Une proposition de taxe sur la fortune en Californie suscite une anxiété considérable parmi les fondateurs de la Silicon Valley, bien au-delà des préoccupations concernant le taux d'imposition actuel de 5 % de l'État. Le problème central réside dans l'accent mis par la taxe proposée sur les actions à droit de vote plutôt que sur la propriété réelle des actions, une structure qui pourrait avoir un impact disproportionné sur les fondateurs ayant des accords d'actions à deux catégories.
Le New York Post a souligné l'impact potentiel, citant l'exemple de Larry Page, qui détient environ 3 % de Google mais contrôle environ 30 % de son pouvoir de vote. En vertu de la taxe sur la fortune proposée, Page serait imposé sur ce contrôle de 30 %. Pour une entreprise dont la valorisation se chiffre en centaines de milliards de dollars, cela se traduit par une obligation fiscale substantielle. Le Post a également rapporté qu'un fondateur ancien élève de SpaceX, qui construit actuellement une technologie de réseau, pourrait être confronté à une facture fiscale au stade de la série B qui éliminerait effectivement la totalité de ses avoirs.
Cette structure fiscale potentielle a soulevé des inquiétudes quant à son impact sur les entreprises en phase de démarrage et sur l'innovation. Les fondateurs s'appuient souvent sur le contrôle du droit de vote pour guider leurs entreprises à travers les phases de croissance critiques. Une charge fiscale importante sur ces actions à droit de vote pourrait dissuader la prise de risques et potentiellement forcer les fondateurs à renoncer prématurément au contrôle.
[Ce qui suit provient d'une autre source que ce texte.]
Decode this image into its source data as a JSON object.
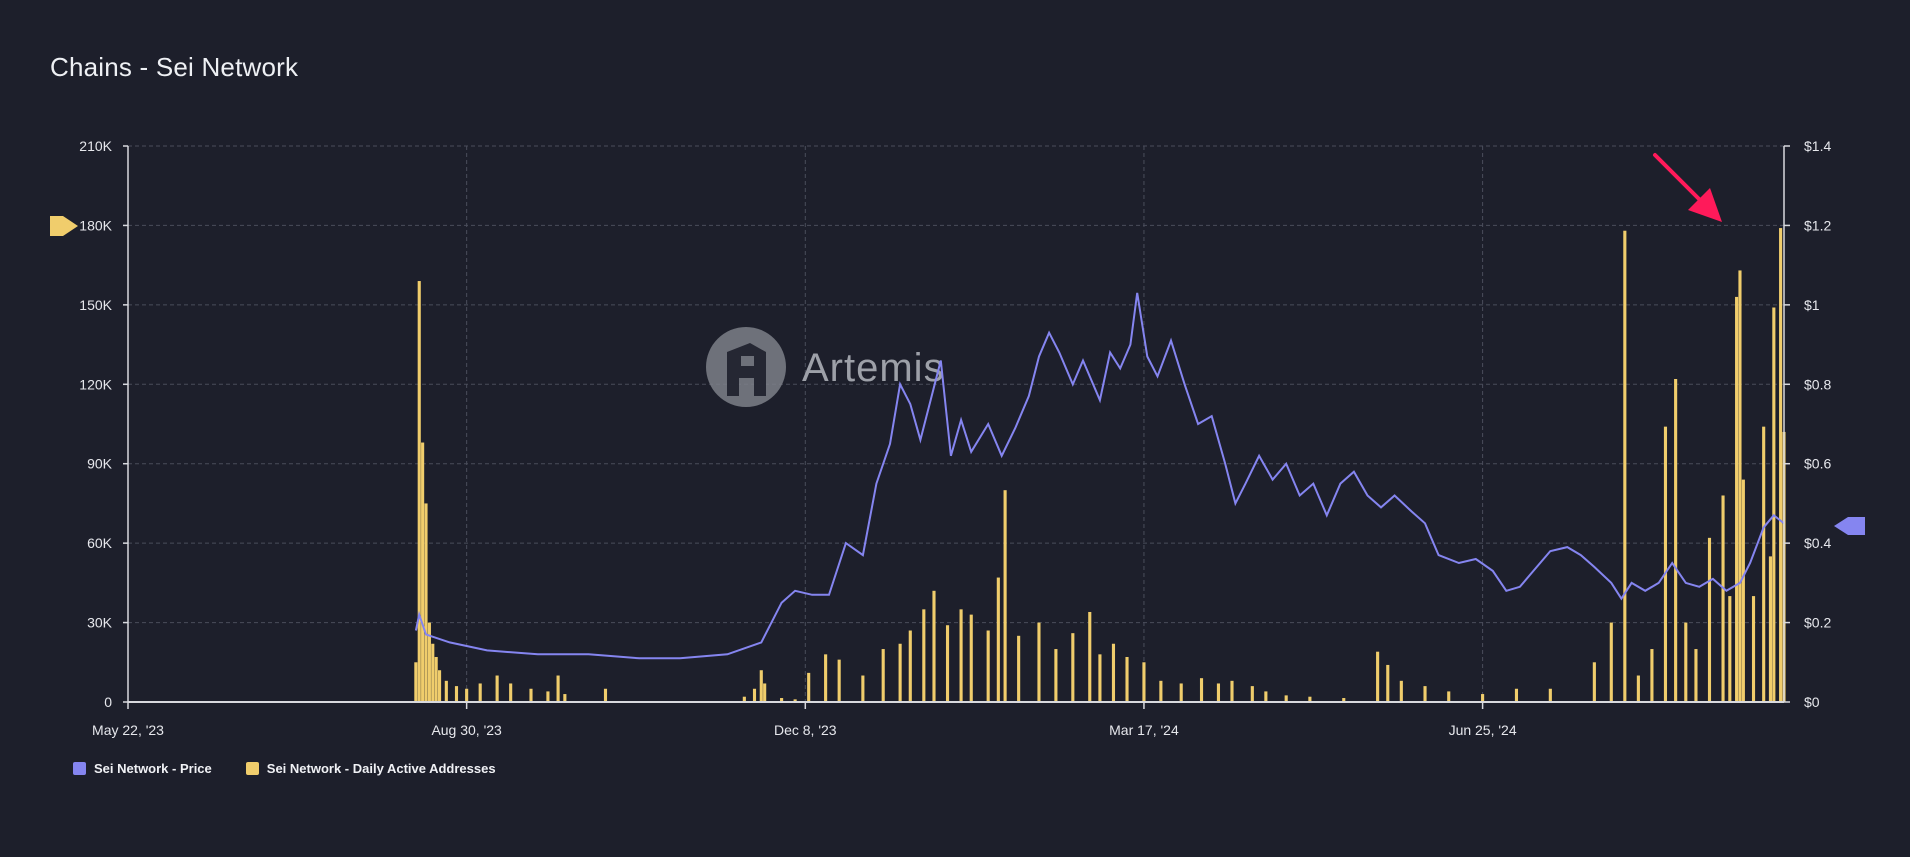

David Gamage, professeur de droit à l'Université du Missouri qui a participé à l'élaboration de la proposition, estime que la réaction de la Silicon Valley est une exagération. Il a suggéré aux fondateurs de consulter des fiscalistes et d'utiliser des comptes de report pour les actifs qu'ils ne veulent pas voir imposés immédiatement, la Californie prélevant 5 % chaque fois que ces actions sont finalement acquises. Cependant, la complexité et les implications potentielles à long terme de telles stratégies de report restent un point de discorde.
Le débat autour de cette proposition de taxe sur la fortune souligne la tension permanente entre les efforts de la Californie pour lutter contre les inégalités de richesse et son désir de maintenir sa position de plaque tournante mondiale de la technologie et de l'innovation. L'avenir de cette proposition, et son impact potentiel sur l'industrie technologique, reste incertain, mais elle a sans aucun doute suscité une conversation essentielle sur l'équilibre entre la fiscalité et l'incitation à l'activité entrepreneuriale.